The Notebook by Roland Allen review: a history of scribbling

I’m in the middle of writing a novel about a writer who compulsively makes notes. Trouble is, I find myself spending too much time making notes about it and not enough time writing it.

This can be a hard cycle to break. Yet as Roland Allen shows in his restless, arresting new history of the notebook – which I have carefully noted and annotated – the note-making habit is nothing to be ashamed of. On the contrary, it has made a transformative, and practically limitless, contribution to civilisation.

Capitalism? It got a boost from the new availability of paper notebooks in 13th century Florence, which facilitated book-keeping. The Renaissance? It was born out of sketchbooks, which allowed the likes of Cimabue and Giotto to prepare for and achieve a new level of realism in their works. Elizabethan drama? This, too, owes a debt to the note. Sixteenth-century schoolchildren kept commonplace books – repositories for miscellaneous quotes, including long excerpts from classical authors, which formed the basis for some of Shakespeare’s greatest scenes.

Much ado about noting, you might say. Exactly so, although Allen could have made more of Hamlet. The fame of that play rests at least in part on the way it dramatises thought. We see this not only in the soliloquies but also when the hero cries out, “My tables! Meet it is I set it down, that a man may smile and smile and be a villain.” By “tables”, he means “table-books”, the Elizabethan name for a type of commonplace book. As he says those words, he takes out a notebook and writes in it, giving us a vision to rival man-with-skull: man-with-notebook.  

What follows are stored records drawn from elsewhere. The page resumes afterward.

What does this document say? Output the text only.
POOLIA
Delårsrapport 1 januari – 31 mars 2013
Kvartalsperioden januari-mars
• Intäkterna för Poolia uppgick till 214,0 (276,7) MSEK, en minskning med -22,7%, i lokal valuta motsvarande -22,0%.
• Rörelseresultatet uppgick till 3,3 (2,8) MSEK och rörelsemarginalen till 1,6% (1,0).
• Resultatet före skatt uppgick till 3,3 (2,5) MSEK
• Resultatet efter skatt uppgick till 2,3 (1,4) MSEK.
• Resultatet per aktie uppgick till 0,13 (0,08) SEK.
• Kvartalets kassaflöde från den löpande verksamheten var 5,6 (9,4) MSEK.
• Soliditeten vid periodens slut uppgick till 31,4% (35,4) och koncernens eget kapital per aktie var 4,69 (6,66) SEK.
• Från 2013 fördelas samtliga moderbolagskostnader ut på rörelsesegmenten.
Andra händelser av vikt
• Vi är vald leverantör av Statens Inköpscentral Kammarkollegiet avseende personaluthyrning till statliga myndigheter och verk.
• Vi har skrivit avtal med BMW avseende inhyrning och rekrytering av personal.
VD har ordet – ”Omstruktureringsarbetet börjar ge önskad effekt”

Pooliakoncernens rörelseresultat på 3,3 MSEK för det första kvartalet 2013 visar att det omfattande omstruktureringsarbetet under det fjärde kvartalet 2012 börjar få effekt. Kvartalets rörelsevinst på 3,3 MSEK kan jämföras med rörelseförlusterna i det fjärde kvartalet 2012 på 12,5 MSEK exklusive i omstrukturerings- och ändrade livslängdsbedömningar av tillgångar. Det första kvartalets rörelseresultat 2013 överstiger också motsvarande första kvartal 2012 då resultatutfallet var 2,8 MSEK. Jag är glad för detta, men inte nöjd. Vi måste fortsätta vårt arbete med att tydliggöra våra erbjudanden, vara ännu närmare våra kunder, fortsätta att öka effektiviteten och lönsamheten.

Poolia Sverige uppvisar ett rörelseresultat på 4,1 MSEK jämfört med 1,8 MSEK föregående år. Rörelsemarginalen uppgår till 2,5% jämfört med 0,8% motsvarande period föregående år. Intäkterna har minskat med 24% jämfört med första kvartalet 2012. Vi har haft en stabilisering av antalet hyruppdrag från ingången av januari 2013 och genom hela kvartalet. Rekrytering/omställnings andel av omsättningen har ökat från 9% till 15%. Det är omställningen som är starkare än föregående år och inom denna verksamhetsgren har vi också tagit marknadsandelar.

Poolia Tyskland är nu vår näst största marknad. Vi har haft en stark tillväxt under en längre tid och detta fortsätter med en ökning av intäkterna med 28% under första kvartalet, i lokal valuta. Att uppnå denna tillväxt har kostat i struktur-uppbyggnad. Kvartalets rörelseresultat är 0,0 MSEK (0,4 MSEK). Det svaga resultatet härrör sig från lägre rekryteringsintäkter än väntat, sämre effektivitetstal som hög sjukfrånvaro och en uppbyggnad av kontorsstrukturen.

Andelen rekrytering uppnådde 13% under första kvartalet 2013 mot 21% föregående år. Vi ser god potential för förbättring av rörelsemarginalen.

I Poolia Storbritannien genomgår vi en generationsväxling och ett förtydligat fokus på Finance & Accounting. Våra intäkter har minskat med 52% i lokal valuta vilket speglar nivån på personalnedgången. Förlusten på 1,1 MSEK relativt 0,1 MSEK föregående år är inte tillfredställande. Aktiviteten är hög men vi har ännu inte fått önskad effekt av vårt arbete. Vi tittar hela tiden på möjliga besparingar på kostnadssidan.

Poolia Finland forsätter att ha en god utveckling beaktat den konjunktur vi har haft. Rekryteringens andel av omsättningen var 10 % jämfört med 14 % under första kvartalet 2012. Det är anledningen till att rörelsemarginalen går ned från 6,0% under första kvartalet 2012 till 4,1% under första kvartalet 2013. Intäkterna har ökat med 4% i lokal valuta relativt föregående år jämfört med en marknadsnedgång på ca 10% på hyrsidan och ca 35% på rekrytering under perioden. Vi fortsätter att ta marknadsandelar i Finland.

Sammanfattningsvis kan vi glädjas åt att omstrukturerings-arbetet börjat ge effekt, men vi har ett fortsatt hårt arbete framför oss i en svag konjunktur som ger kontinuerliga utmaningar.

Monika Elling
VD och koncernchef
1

Allen’s history is itself a commonplace book of sorts. Beautifully produced, with stylus-shaped dinkuses and lined endpapers to get you in the mood, it is packed with a wonderful range of insights and anecdotes. Notebooks, we learn, have cemented friendships, as in the alba amicorum, or “friendship books”, in which 17th-century Dutchmen showed their affection by adding their signatures along with sketches and snippets of poetry. They have also helped people work through trauma by noting their memories and feelings, using the technique known as expressive writing. And they have empowered the work of some of the greatest writers of the modern era.